Là comme partout, l’ancien régime devait se montrer hostile à l’initiative privée et à l’esprit d’association.

En 1680, Colbert remit aux intendans le bail du droit de boîte et l’adjudication des travaux de balisage. En 1735, l’ingénieur des turcies et levées est chargé de tout le service de la navigation entre Roanne et Nantes. En 1758, abolition du droit de boîte. Enfin en 1772 un édit supprime les frais de bureau de la Communauté. C’était la tuer. Le gouvernement avait remporté un de ces nombreux succès grâce auxquels il put alanguir, puis supprimer tous les organismes vivans de l’ancienne France. Comme bien d’autres gouvernemens despotiques, il s’emparait de recettes spontanément établies et payées par les habitans, en promettant de s’acquitter des services correspondans.

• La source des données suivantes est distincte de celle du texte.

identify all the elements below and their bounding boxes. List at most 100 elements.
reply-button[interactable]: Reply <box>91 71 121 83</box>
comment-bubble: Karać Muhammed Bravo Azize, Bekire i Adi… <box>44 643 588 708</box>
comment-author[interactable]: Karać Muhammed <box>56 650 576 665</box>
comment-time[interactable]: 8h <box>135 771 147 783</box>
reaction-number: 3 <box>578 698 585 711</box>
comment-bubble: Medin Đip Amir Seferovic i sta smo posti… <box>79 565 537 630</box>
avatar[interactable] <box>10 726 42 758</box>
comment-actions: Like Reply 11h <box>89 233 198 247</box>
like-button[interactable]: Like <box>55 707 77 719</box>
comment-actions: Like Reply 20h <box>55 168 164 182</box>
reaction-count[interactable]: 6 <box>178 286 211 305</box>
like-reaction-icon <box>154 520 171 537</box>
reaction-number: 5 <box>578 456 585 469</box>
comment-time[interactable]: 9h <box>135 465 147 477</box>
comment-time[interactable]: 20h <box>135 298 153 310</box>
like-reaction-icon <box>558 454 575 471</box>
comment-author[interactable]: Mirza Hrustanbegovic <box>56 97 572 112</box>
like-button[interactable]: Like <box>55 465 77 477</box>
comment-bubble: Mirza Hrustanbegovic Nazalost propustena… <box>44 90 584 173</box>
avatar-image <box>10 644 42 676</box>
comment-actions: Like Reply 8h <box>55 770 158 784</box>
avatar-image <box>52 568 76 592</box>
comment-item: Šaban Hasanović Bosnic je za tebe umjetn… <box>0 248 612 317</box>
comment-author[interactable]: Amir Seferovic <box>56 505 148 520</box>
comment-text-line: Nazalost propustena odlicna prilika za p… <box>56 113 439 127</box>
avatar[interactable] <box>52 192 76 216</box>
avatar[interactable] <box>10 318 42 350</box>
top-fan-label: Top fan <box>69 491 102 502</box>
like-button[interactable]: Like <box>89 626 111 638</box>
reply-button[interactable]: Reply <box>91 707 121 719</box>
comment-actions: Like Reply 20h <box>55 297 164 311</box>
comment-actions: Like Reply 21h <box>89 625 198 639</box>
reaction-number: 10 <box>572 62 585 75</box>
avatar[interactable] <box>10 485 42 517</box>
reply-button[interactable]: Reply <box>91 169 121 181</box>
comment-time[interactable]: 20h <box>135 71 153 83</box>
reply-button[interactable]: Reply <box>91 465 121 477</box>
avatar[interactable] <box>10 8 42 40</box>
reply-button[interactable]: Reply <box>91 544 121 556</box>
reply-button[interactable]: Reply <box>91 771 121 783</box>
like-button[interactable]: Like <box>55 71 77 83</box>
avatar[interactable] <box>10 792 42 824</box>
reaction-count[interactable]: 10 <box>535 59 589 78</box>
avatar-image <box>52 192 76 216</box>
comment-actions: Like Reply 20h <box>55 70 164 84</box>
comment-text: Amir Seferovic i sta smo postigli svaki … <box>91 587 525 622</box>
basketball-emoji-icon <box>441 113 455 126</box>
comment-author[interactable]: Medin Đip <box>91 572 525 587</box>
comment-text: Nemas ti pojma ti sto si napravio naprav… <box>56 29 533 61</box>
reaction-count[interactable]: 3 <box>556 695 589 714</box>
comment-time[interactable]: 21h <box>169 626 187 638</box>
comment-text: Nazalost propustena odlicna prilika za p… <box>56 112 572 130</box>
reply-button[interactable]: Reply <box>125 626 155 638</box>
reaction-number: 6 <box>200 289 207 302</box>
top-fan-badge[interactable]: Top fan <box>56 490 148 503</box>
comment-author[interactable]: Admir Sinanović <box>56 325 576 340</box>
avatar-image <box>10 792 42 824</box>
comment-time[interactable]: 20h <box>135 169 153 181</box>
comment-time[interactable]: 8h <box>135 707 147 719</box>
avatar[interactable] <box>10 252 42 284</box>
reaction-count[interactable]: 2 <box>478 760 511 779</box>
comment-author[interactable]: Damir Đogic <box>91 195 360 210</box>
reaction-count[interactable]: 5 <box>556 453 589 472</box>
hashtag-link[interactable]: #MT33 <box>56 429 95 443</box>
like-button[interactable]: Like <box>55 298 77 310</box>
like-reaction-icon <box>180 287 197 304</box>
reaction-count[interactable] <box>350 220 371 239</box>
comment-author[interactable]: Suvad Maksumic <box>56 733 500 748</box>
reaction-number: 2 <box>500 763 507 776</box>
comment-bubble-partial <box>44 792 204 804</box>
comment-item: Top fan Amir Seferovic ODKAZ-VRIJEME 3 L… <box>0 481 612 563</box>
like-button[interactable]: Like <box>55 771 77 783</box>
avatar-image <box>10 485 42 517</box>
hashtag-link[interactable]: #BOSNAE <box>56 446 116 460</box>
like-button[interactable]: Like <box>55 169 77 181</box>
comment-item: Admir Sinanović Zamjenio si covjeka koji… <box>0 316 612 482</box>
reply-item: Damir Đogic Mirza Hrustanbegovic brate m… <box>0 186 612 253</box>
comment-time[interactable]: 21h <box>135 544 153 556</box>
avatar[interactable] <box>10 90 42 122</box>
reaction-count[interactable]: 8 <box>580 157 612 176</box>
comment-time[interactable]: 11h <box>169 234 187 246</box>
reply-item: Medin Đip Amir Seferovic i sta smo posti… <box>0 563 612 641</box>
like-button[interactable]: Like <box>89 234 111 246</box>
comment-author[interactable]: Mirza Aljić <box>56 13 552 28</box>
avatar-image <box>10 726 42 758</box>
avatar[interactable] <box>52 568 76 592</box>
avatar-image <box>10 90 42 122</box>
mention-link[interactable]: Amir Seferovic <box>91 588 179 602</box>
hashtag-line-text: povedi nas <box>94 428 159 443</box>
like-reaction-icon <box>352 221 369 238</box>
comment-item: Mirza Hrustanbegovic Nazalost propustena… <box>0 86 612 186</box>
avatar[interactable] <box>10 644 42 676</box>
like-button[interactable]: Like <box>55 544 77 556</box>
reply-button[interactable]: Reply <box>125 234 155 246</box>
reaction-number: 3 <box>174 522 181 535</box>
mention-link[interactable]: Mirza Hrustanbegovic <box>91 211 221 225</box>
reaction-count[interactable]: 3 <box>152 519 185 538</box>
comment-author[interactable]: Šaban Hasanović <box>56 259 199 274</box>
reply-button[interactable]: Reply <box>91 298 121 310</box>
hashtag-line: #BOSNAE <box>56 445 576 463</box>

Il devait un jour garder l’argent et oublier l’obligation.

Jusqu’à la Révolution, l’importance économique de la Loire se maintint. Après la guerre de Cent ans, c’est le règne des Valois, cet âge d’or de la vallée de la Loire. C’est la découverte de l’Amérique avec ses métaux précieux, ses pêcheries de Terre-Neuve, plus tard son sucre, son tabac, son café, ses esclaves, qui mettent Nantes au premier rang. Cette richesse se marque encore dans les quais, les ponts, les hôtels de la plupart des villes de la Loire ; beaucoup datent du XVIIe et du XVIIIe siècle. L’écrasement de notre pays en 1763 nous fait trop oublier l’admirable essor de notre commerce à cette époque.